Love is so closely wound with grief, they blossom together. Seventeen years ago, rocking my firstborn son in the quiet dark as Hale Bopp streaked past the window, I was filled with the aching awareness that while I was here to hold and comfort him at the beginning of life, I would not likely be there at the end.
I had brought a most precious, vulnerable person into a world battered by suffering and death, and I cried, realizing how vulnerable he was and fearing he’d one day be alone. This past Saturday, sitting in a row of folding chairs in a local school gymnasium, the memory returned during the memorial service for a friend’s 89-year-old husband. I was bearing witness to the close of life for a truly great man, one surely loved by his own long absent mother.

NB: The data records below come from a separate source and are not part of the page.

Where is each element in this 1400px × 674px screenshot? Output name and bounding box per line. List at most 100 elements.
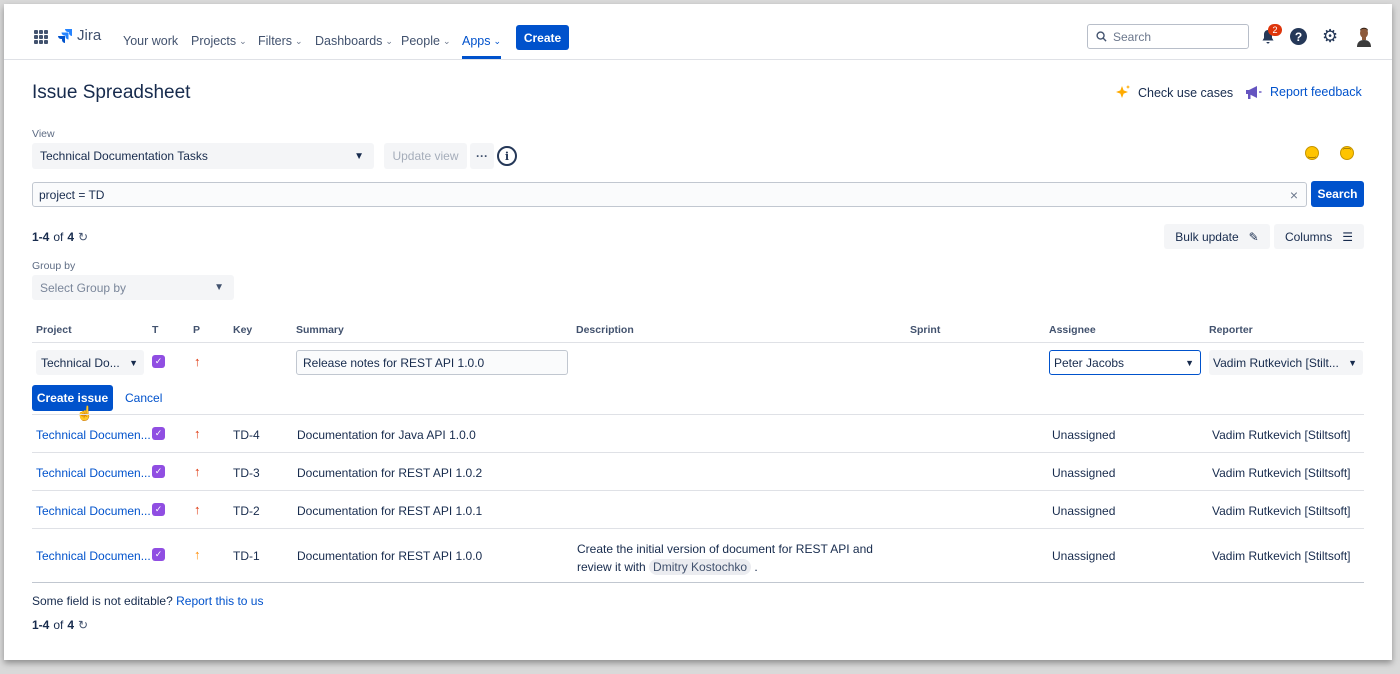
jira-logo[interactable]: Jira [57,27,101,44]
columns-button[interactable]: Columns ☰ [1274,224,1364,249]
row-summary[interactable]: Documentation for REST API 1.0.2 [297,466,482,480]
row-description[interactable]: Create the initial version of document f… [577,540,902,576]
refresh-icon[interactable]: ↻ [78,618,88,632]
nav-label: People [401,34,440,48]
column-header-reporter[interactable]: Reporter [1209,324,1253,336]
column-header-summary[interactable]: Summary [296,324,344,336]
row-key[interactable]: TD-2 [233,504,260,518]
footer-note-text: Some field is not editable? [32,594,173,608]
app-switcher-icon[interactable] [34,30,48,44]
check-use-cases-link[interactable]: Check use cases [1114,84,1233,102]
nav-your-work[interactable]: Your work [123,34,178,48]
row-assignee[interactable]: Unassigned [1052,504,1115,518]
top-navigation: Jira Your work Projects ⌄ Filters ⌄ Dashbo… [4,4,1392,60]
view-label: View [32,128,55,140]
results-range: 1-4 [32,618,50,632]
update-view-button[interactable]: Update view [384,143,467,169]
user-avatar[interactable] [1356,27,1372,47]
group-by-label: Group by [32,260,76,272]
bulk-update-button[interactable]: Bulk update ✎ [1164,224,1270,249]
user-mention[interactable]: Dmitry Kostochko [649,559,752,575]
row-assignee[interactable]: Unassigned [1052,466,1115,480]
row-project-link[interactable]: Technical Documen... [36,504,151,518]
help-icon[interactable]: ? [1290,28,1307,45]
app-window: Jira Your work Projects ⌄ Filters ⌄ Dashbo… [4,4,1392,660]
list-icon: ☰ [1342,229,1354,244]
column-header-type[interactable]: T [152,324,158,336]
clear-icon[interactable]: × [1290,187,1298,203]
column-header-key[interactable]: Key [233,324,252,336]
active-tab-indicator [462,56,501,59]
jql-query-input[interactable]: project = TD × [32,182,1307,207]
happy-face-icon[interactable]: ‿ [1305,146,1319,160]
report-feedback-label: Report feedback [1270,85,1362,99]
row-reporter[interactable]: Vadim Rutkevich [Stiltsoft] [1212,428,1351,442]
divider [32,342,1364,343]
row-key[interactable]: TD-1 [233,549,260,563]
nav-label: Projects [191,34,237,48]
megaphone-icon [1246,86,1262,99]
report-feedback-link[interactable]: Report feedback [1244,84,1362,100]
column-header-assignee[interactable]: Assignee [1049,324,1096,336]
issue-type-icon: ✓ [152,465,165,478]
new-issue-reporter-value: Vadim Rutkevich [Stilt... [1213,355,1339,370]
row-reporter[interactable]: Vadim Rutkevich [Stiltsoft] [1212,549,1351,563]
row-reporter[interactable]: Vadim Rutkevich [Stiltsoft] [1212,466,1351,480]
row-reporter[interactable]: Vadim Rutkevich [Stiltsoft] [1212,504,1351,518]
row-key[interactable]: TD-3 [233,466,260,480]
search-button[interactable]: Search [1311,181,1364,207]
nav-filters[interactable]: Filters ⌄ [258,34,303,48]
issue-type-icon: ✓ [152,427,165,440]
view-select[interactable]: Technical Documentation Tasks ▼ [32,143,374,169]
jql-query-text: project = TD [39,187,105,202]
page-title: Issue Spreadsheet [32,82,191,103]
report-link[interactable]: Report this to us [176,594,263,608]
row-summary[interactable]: Documentation for Java API 1.0.0 [297,428,476,442]
more-actions-button[interactable]: ··· [470,143,494,169]
divider [32,528,1364,529]
high-priority-icon[interactable]: ↑ [194,354,201,369]
info-icon[interactable]: i [497,146,517,166]
results-range: 1-4 [32,230,50,244]
description-end: . [754,560,758,574]
results-total: 4 [67,618,75,632]
settings-icon[interactable]: ⚙ [1322,26,1338,47]
pencil-icon: ✎ [1248,229,1259,244]
row-project-link[interactable]: Technical Documen... [36,466,151,480]
global-search-input[interactable]: Search [1087,24,1249,49]
new-issue-assignee-select[interactable]: Peter Jacobs ▼ [1049,350,1201,375]
row-key[interactable]: TD-4 [233,428,260,442]
chevron-down-icon: ⌄ [239,35,247,46]
nav-apps[interactable]: Apps ⌄ [462,34,501,48]
row-project-link[interactable]: Technical Documen... [36,428,151,442]
group-by-select[interactable]: Select Group by ▼ [32,275,234,300]
row-assignee[interactable]: Unassigned [1052,428,1115,442]
row-summary[interactable]: Documentation for REST API 1.0.0 [297,549,482,563]
issue-type-icon[interactable]: ✓ [152,355,165,368]
new-issue-summary-input[interactable]: Release notes for REST API 1.0.0 [296,350,568,375]
create-issue-button[interactable]: Create issue [32,385,113,411]
sad-face-icon[interactable]: ⁀ [1340,146,1354,160]
chevron-down-icon: ⌄ [295,35,303,46]
column-header-priority[interactable]: P [193,324,200,336]
nav-label: Apps [462,34,491,48]
column-header-description[interactable]: Description [576,324,634,336]
refresh-icon[interactable]: ↻ [78,230,88,244]
nav-dashboards[interactable]: Dashboards ⌄ [315,34,393,48]
row-project-link[interactable]: Technical Documen... [36,549,151,563]
divider [32,490,1364,491]
cancel-button[interactable]: Cancel [125,391,162,405]
row-summary[interactable]: Documentation for REST API 1.0.1 [297,504,482,518]
new-issue-reporter-select[interactable]: Vadim Rutkevich [Stilt... ▼ [1209,350,1363,375]
bulk-update-label: Bulk update [1175,229,1239,244]
divider [32,452,1364,453]
nav-people[interactable]: People ⌄ [401,34,450,48]
new-issue-project-select[interactable]: Technical Do... ▼ [36,350,144,375]
nav-projects[interactable]: Projects ⌄ [191,34,247,48]
search-placeholder: Search [1113,29,1152,44]
column-header-project[interactable]: Project [36,324,72,336]
row-assignee[interactable]: Unassigned [1052,549,1115,563]
nav-label: Filters [258,34,293,48]
create-button[interactable]: Create [516,25,569,50]
column-header-sprint[interactable]: Sprint [910,324,940,336]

John Cakouros was a broad, Brooklyn-born man with a booming voice who stopped small children on the street – my oldest son among them – to hand out Eisenhower silver dollars and ask, “Do you know who that is?” If they didn’t, he’d say, “Study hard.”

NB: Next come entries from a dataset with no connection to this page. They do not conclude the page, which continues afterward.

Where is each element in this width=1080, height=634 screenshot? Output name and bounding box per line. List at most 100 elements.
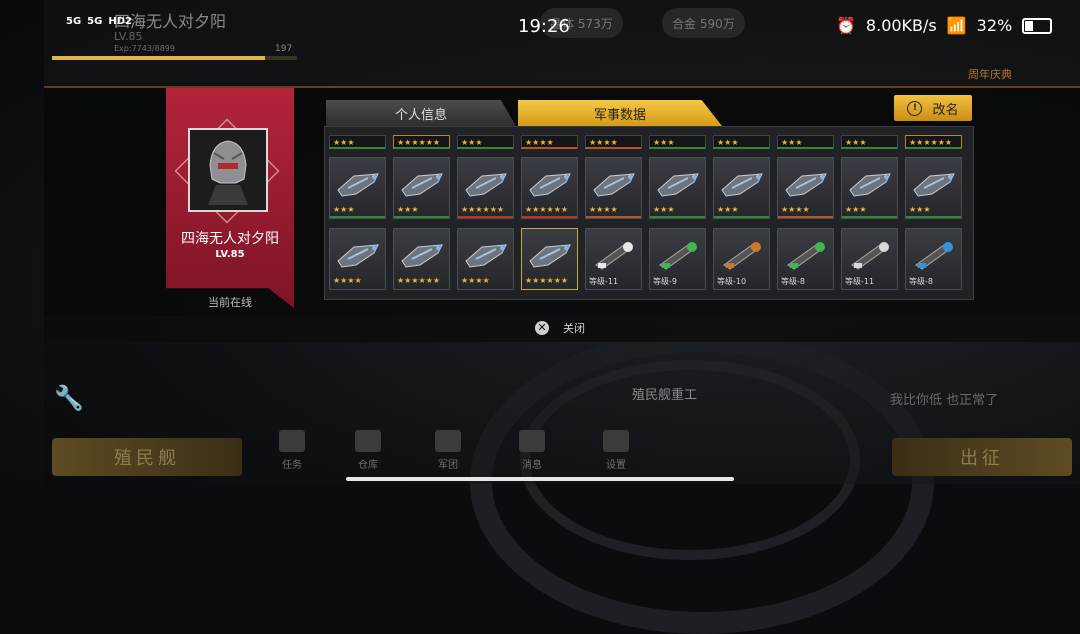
- star-rating: ★★★★★★: [525, 276, 569, 285]
- ship-slot[interactable]: ★★★: [841, 157, 898, 219]
- fleet-slot-top[interactable]: ★★★: [713, 135, 770, 149]
- rename-button[interactable]: ! 改名: [894, 95, 972, 121]
- weapon-icon: [595, 242, 633, 270]
- fleet-slot-top[interactable]: ★★★: [841, 135, 898, 149]
- signal-icon: 5G: [66, 16, 82, 27]
- star-rating: ★★★★: [781, 205, 810, 214]
- home-indicator[interactable]: [346, 477, 734, 481]
- fleet-slot-top[interactable]: ★★★: [457, 135, 514, 149]
- colony-ship-button[interactable]: 殖民舰: [52, 438, 242, 476]
- messages-icon: [519, 430, 545, 452]
- fleet-slot-top[interactable]: ★★★★★★: [393, 135, 450, 149]
- ship-icon: [657, 173, 699, 197]
- star-rating: ★★★: [717, 205, 739, 214]
- star-rating: ★★★: [333, 205, 355, 214]
- nav-settings[interactable]: 设置: [586, 430, 646, 471]
- avatar: [188, 128, 268, 212]
- rarity-bar: [650, 216, 705, 218]
- status-bar: 5G 5G HD2 19:26 ⏰ 8.00KB/s 📶 32%: [0, 0, 1080, 56]
- tab-military-data[interactable]: 军事数据: [518, 100, 722, 126]
- ship-slot[interactable]: ★★★★★★: [521, 228, 578, 290]
- star-rating: ★★★: [909, 205, 931, 214]
- close-icon: ✕: [535, 321, 549, 335]
- rarity-bar: [522, 216, 577, 218]
- level-label: 等级-9: [653, 277, 677, 286]
- weapon-icon: [723, 242, 761, 270]
- ship-slot[interactable]: ★★★: [905, 157, 962, 219]
- helmet-icon: [208, 140, 248, 205]
- level-label: 等级-8: [781, 277, 805, 286]
- ship-slot[interactable]: ★★★★: [777, 157, 834, 219]
- weapon-slot[interactable]: 等级-8: [905, 228, 962, 290]
- star-rating: ★★★: [653, 205, 675, 214]
- fleet-row-top: ★★★ ★★★★★★ ★★★ ★★★★ ★★★★ ★★★ ★★★ ★★★ ★★★ ★★★★★★: [329, 135, 962, 149]
- alarm-icon: ⏰: [836, 16, 856, 35]
- tab-personal-info[interactable]: 个人信息: [326, 100, 516, 126]
- online-status: 当前在线: [208, 296, 252, 309]
- status-right: ⏰ 8.00KB/s 📶 32%: [836, 16, 1053, 35]
- ship-slot[interactable]: ★★★★: [585, 157, 642, 219]
- legion-icon: [435, 430, 461, 452]
- chat-preview[interactable]: 我比你低 也正常了: [890, 389, 998, 408]
- star-rating: ★★★★: [589, 205, 618, 214]
- fleet-row-1: ★★★ ★★★ ★★★★★★ ★★★★★★ ★★★★ ★★★ ★★★ ★★★★ …: [329, 157, 962, 219]
- ship-icon: [721, 173, 763, 197]
- fleet-slot-top[interactable]: ★★★: [329, 135, 386, 149]
- fleet-slot-top[interactable]: ★★★★: [585, 135, 642, 149]
- weapon-slot[interactable]: 等级-10: [713, 228, 770, 290]
- ship-slot[interactable]: ★★★★: [329, 228, 386, 290]
- ship-slot[interactable]: ★★★: [329, 157, 386, 219]
- ship-icon: [529, 173, 571, 197]
- event-anniversary[interactable]: 周年庆典: [968, 66, 1012, 82]
- nav-warehouse[interactable]: 仓库: [338, 430, 398, 471]
- hd-icon: HD2: [108, 16, 132, 27]
- hud-exp-bar: [52, 56, 297, 60]
- rarity-bar: [586, 216, 641, 218]
- profile-level: LV.85: [215, 249, 245, 260]
- deploy-button[interactable]: 出征: [892, 438, 1072, 476]
- net-speed: 8.00KB/s: [865, 16, 937, 35]
- battery-level: 32%: [976, 16, 1013, 35]
- star-rating: ★★★★: [333, 276, 362, 285]
- weapon-slot[interactable]: 等级-11: [585, 228, 642, 290]
- star-rating: ★★★: [845, 205, 867, 214]
- nav-missions[interactable]: 任务: [262, 430, 322, 471]
- level-label: 等级-8: [909, 277, 933, 286]
- ship-icon: [401, 244, 443, 268]
- signal-indicators: 5G 5G HD2: [66, 16, 132, 27]
- ship-slot[interactable]: ★★★: [713, 157, 770, 219]
- ship-slot[interactable]: ★★★★★★: [521, 157, 578, 219]
- ship-icon: [593, 173, 635, 197]
- clock: 19:26: [518, 16, 570, 37]
- weapon-slot[interactable]: 等级-9: [649, 228, 706, 290]
- fleet-slot-top[interactable]: ★★★: [777, 135, 834, 149]
- ship-slot[interactable]: ★★★: [393, 157, 450, 219]
- rarity-bar: [394, 216, 449, 218]
- close-button[interactable]: ✕ 关闭: [535, 320, 585, 336]
- fleet-slot-top[interactable]: ★★★: [649, 135, 706, 149]
- rarity-bar: [842, 216, 897, 218]
- fleet-slot-top[interactable]: ★★★★: [521, 135, 578, 149]
- weapon-slot[interactable]: 等级-11: [841, 228, 898, 290]
- fleet-slot-top[interactable]: ★★★★★★: [905, 135, 962, 149]
- info-icon: !: [907, 100, 923, 116]
- ship-icon: [465, 173, 507, 197]
- warehouse-icon: [355, 430, 381, 452]
- weapon-icon: [787, 242, 825, 270]
- profile-name: 四海无人对夕阳: [181, 231, 279, 247]
- ship-slot[interactable]: ★★★★: [457, 228, 514, 290]
- station-label[interactable]: 殖民舰重工: [632, 384, 697, 403]
- nav-legion[interactable]: 军团: [418, 430, 478, 471]
- ship-slot[interactable]: ★★★★★★: [393, 228, 450, 290]
- rarity-bar: [458, 216, 513, 218]
- ship-icon: [465, 244, 507, 268]
- ship-icon: [785, 173, 827, 197]
- ship-slot[interactable]: ★★★★★★: [457, 157, 514, 219]
- ship-slot[interactable]: ★★★: [649, 157, 706, 219]
- nav-messages[interactable]: 消息: [502, 430, 562, 471]
- star-rating: ★★★★★★: [525, 205, 569, 214]
- wrench-icon[interactable]: 🔧: [54, 384, 84, 412]
- rarity-bar: [330, 216, 385, 218]
- weapon-slot[interactable]: 等级-8: [777, 228, 834, 290]
- missions-icon: [279, 430, 305, 452]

I first met John when I was a rookie reporter in Bath covering town meetings. He and his wife, Jeanette, lived in the neighboring town of Woolwich, and John served on the school board, among many other civic and church duties. What I didn’t know was that John was a lifelong teacher and respected cross-country coach who once sat outside a grocery store collecting money to save the running program. Years later, Jeanette and I joined the same writing group. When John’s strength began to fail, she was often absent to care for him.

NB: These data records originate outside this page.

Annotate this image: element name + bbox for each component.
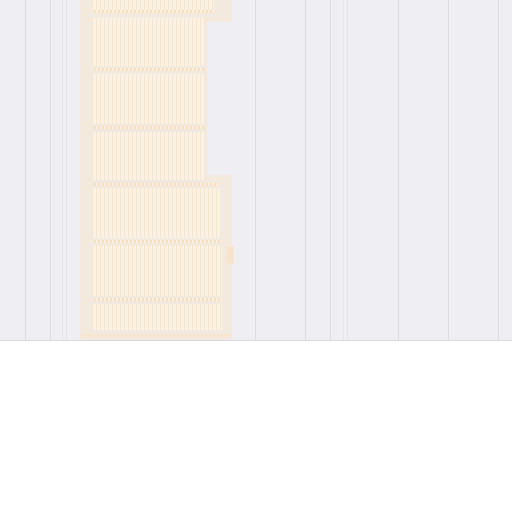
canvas-border xyxy=(0,340,512,341)
grid-line xyxy=(62,0,63,340)
grid-line xyxy=(330,0,331,340)
divider-line xyxy=(94,10,214,13)
grid-line xyxy=(66,0,67,340)
grid-line xyxy=(25,0,26,340)
divider-line xyxy=(94,240,222,243)
divider-line xyxy=(94,126,204,129)
hatched-band xyxy=(92,74,204,124)
grid-line xyxy=(305,0,306,340)
hatched-band xyxy=(92,18,204,66)
hatched-band xyxy=(92,246,222,296)
grid-line xyxy=(255,0,256,340)
grid-line xyxy=(398,0,399,340)
grid-line xyxy=(498,0,499,340)
grid-line xyxy=(50,0,51,340)
hatched-band xyxy=(92,188,220,238)
bottom-bar xyxy=(82,334,230,337)
canvas-area xyxy=(0,0,512,341)
divider-line xyxy=(94,183,218,186)
side-tab xyxy=(226,246,234,264)
highlight-notch xyxy=(207,22,233,175)
hatched-band xyxy=(92,132,204,180)
grid-line xyxy=(347,0,348,340)
grid-line xyxy=(448,0,449,340)
divider-line xyxy=(94,68,204,71)
grid-line xyxy=(343,0,344,340)
divider-line xyxy=(94,298,222,301)
hatched-band xyxy=(92,0,214,10)
hatched-band xyxy=(92,304,222,330)
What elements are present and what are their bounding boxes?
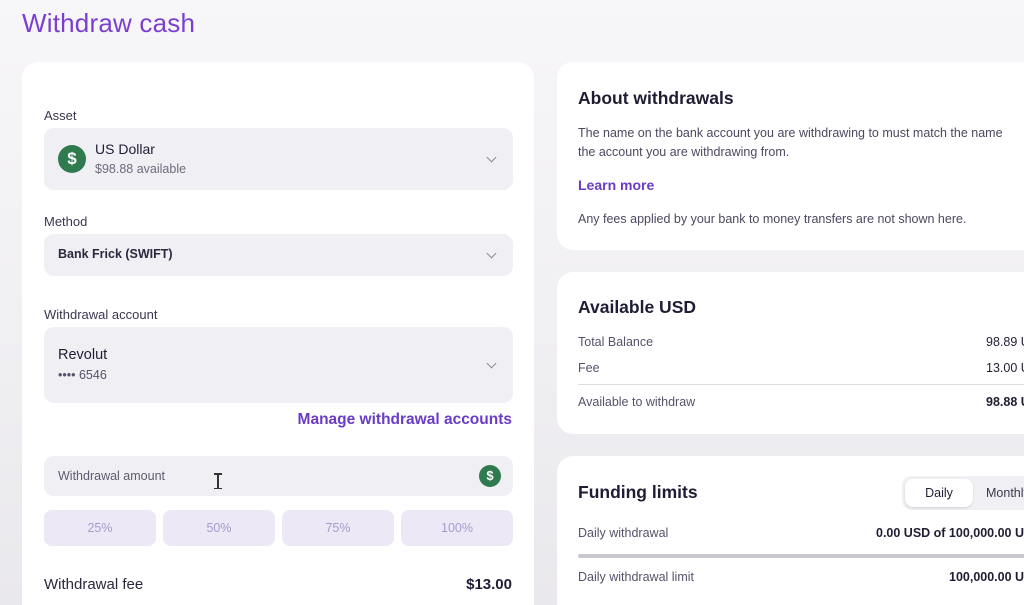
learn-more-link[interactable]: Learn more bbox=[578, 177, 654, 193]
withdrawal-fee-label: Withdrawal fee bbox=[44, 576, 144, 593]
available-to-withdraw-value: 98.88 U bbox=[986, 395, 1024, 409]
daily-withdrawal-progress bbox=[578, 554, 1024, 558]
text-cursor-icon bbox=[214, 473, 222, 489]
percent-100-button[interactable]: 100% bbox=[401, 510, 513, 546]
available-to-withdraw-label: Available to withdraw bbox=[578, 395, 696, 409]
about-withdrawals-card: About withdrawals The name on the bank a… bbox=[557, 62, 1024, 250]
chevron-down-icon bbox=[486, 152, 497, 163]
daily-withdrawal-label: Daily withdrawal bbox=[578, 526, 669, 540]
fees-note: Any fees applied by your bank to money t… bbox=[578, 212, 967, 226]
percent-50-button[interactable]: 50% bbox=[163, 510, 275, 546]
chevron-down-icon bbox=[486, 358, 497, 369]
divider bbox=[578, 384, 1024, 385]
withdrawal-account-label: Withdrawal account bbox=[44, 307, 158, 322]
percent-75-button[interactable]: 75% bbox=[282, 510, 394, 546]
available-usd-card: Available USD Total Balance 98.89 U Fee … bbox=[557, 272, 1024, 434]
page-title: Withdraw cash bbox=[22, 8, 196, 38]
fee-label: Fee bbox=[578, 361, 600, 375]
period-toggle: Daily Monthly bbox=[902, 476, 1024, 510]
withdrawal-amount-input[interactable]: Withdrawal amount $ bbox=[44, 456, 513, 496]
fee-value: 13.00 U bbox=[986, 361, 1024, 375]
method-label: Method bbox=[44, 214, 88, 229]
asset-name: US Dollar bbox=[95, 141, 155, 157]
withdraw-form-card: Asset $ US Dollar $98.88 available Metho… bbox=[22, 62, 534, 605]
funding-limits-card: Funding limits Daily Monthly Daily withd… bbox=[557, 456, 1024, 605]
chevron-down-icon bbox=[486, 248, 497, 259]
method-value: Bank Frick (SWIFT) bbox=[58, 247, 173, 261]
asset-label: Asset bbox=[44, 108, 77, 123]
daily-limit-value: 100,000.00 U bbox=[949, 570, 1024, 584]
asset-select[interactable]: $ US Dollar $98.88 available bbox=[44, 128, 513, 190]
account-number: •••• 6546 bbox=[58, 368, 107, 382]
toggle-daily[interactable]: Daily bbox=[905, 479, 973, 507]
manage-withdrawal-accounts-link[interactable]: Manage withdrawal accounts bbox=[298, 411, 512, 429]
asset-available: $98.88 available bbox=[95, 162, 187, 176]
dollar-icon: $ bbox=[479, 465, 501, 487]
dollar-icon: $ bbox=[58, 145, 86, 173]
total-balance-value: 98.89 U bbox=[986, 335, 1024, 349]
available-title: Available USD bbox=[578, 297, 697, 317]
withdrawal-amount-placeholder: Withdrawal amount bbox=[58, 469, 165, 483]
about-title: About withdrawals bbox=[578, 88, 734, 108]
method-select[interactable]: Bank Frick (SWIFT) bbox=[44, 234, 513, 276]
about-text-line1: The name on the bank account you are wit… bbox=[578, 126, 1003, 140]
about-text-line2: the account you are withdrawing from. bbox=[578, 145, 790, 159]
daily-limit-label: Daily withdrawal limit bbox=[578, 570, 694, 584]
withdrawal-account-select[interactable]: Revolut •••• 6546 bbox=[44, 327, 513, 403]
account-name: Revolut bbox=[58, 347, 108, 363]
daily-withdrawal-value: 0.00 USD of 100,000.00 U bbox=[876, 526, 1024, 540]
withdrawal-fee-value: $13.00 bbox=[466, 576, 512, 593]
toggle-monthly[interactable]: Monthly bbox=[986, 479, 1024, 507]
total-balance-label: Total Balance bbox=[578, 335, 654, 349]
funding-limits-title: Funding limits bbox=[578, 482, 698, 502]
percent-25-button[interactable]: 25% bbox=[44, 510, 156, 546]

Last week, a mutual friend told me that John had died. I didn’t realize what a fine man he was until I read his obituary and discovered how, at 18, he’d joined the Army and fought his way across France during World War II, earning a Bronze Star and Purple Heart; how, after learning of a then unheard of school shooting, he became a teacher “to help kids like that”; and of how he and Jeanette adopted two children and raised three more who needed a home.
At his funeral, three generations of former students spoke of the difference John made in their lives. “He taught me to think,” one said. Others recited poems he’d shared in English, or spoke of how he never forgot a student’s name or of running their hearts out for “Mr. C.”
At the front of the gym lay John’s flag-draped coffin. A World War II cap rested on his hands. As I looked around that room full of people, I realized that all who live such generous lives will never be alone. Scripture promises God himself will dry the eyes of those who love him. “He will wipe every tear from their eyes, and there will be no more death or sorrow or crying or pain. All these things are gone forever,” Revelation 21:4.
Until then I wait, hoping that my own five children will grow to be as fine and brave and generous as John.
Who is a great man or woman you know?